Neural Recovery of Historical Lexical Structure in Bantu Languages from Modern Data
TLDR
Neural models trained on modern data can accurately recover historical lexical structure and cognates in Bantu languages.
Key contributions
- Neural models (BantuMorph v7) recover historical lexical structure from modern Bantu data.
- 90.9% of top noun and 12 verb cognate candidates align with established Proto-Bantu reconstructions.
- Models accurately identify cognate clusters and phylogenetic groupings consistent with historical classifications.

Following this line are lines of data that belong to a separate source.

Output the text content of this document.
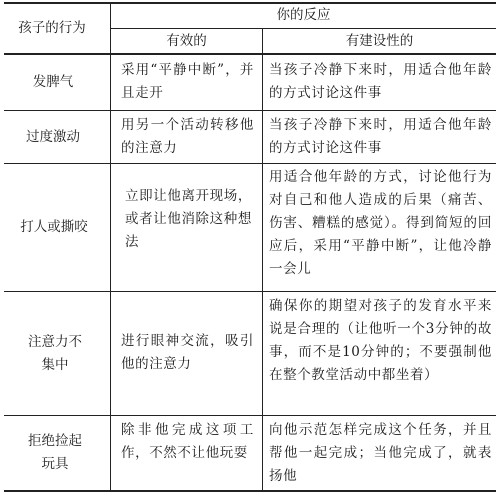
孩子的行为
你的反应
有效的	有建设性的
发脾气
采用“平静中断”，并且走开
当孩子冷静下来时，用适合他年龄的方式讨论这件事
过度激动
用另一个活动转移他的注意力
当孩子冷静下来时，用适合他年龄的方式讨论这件事
打人或撕咬
立即让他离开现场，或者让他消除这种想法
用适合他年龄的方式，讨论他行为对自己和他人造成的后果（痛苦、伤害、糟糕的感觉）。得到简短的回应后，采用“平静中断”，让他冷静一会儿
注意力不集中
进行眼神交流，吸引他的注意力
确保你的期望对孩子的发育水平来说是合理的（让他听一个3分钟的故事，而不是10分钟的；不要强制他在整个教堂活动中都坐着）
拒绝捡起玩具
除非他完成这项工作，不然不让他玩耍
向他示范怎样完成这个任务，并且帮他一起完成；当他完成了，就表扬他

- Cross-lingual noun classes maintain high cosine similarity across languages, indicating shared structure.
Why it matters
This research demonstrates the remarkable ability of neural models to computationally reconstruct ancient linguistic structures from modern data. It provides a novel, data-driven approach to historical linguistics, offering new tools to understand language evolution and relationships.
Original Abstract
We investigate whether neural models trained exclusively on modern morphological data can recover cross-lingual lexical structure consistent with historical reconstruction. Using BantuMorph v7, a transformer over Bantu morphological paradigms, we analyze 14 Eastern and Southern Bantu languages, extract encoder embeddings for their noun and verb lemmas, and identify 728 noun and 1,525 verb cognate candidates shared across 5+ languages. Evaluating these candidates against established historical resources-the Bantu Lexical Reconstructions database (BLR3; 4,786 reconstructed Proto-Bantu forms) and the ASJP basic vocabulary-we confirm 10 of the top 11 noun candidates (90.9%) align with previously reconstructed Proto-Bantu forms, including *-ntU 'person' (8 languages), *gombe 'cow' (9 languages), and *mUn (9 languages). Extending to verbs, 12 verb cognates align with reconstructed Proto-Bantu roots, including *-bon- 'see' and *-jIm- 'stand', each attested across wide geographic ranges. Cross-model validation using an independent translation model (NLLB-600M) confirms these patterns: both models recover cognate clusters and phylogenetic groupings consistent with established Guthrie-zone classifications (p < 0.01). Cross-lingual noun class analysis reveals that all 13 productive classes maintain >0.83 cosine similarity across languages (within-class > between-class, p < 10^-9). Our dataset is restricted to Eastern and Southern Bantu, so we interpret these results as recovering shared Bantu lexical structure consistent with Proto-Bantu rather than definitively distinguishing Proto-Bantu retentions from later regional innovations.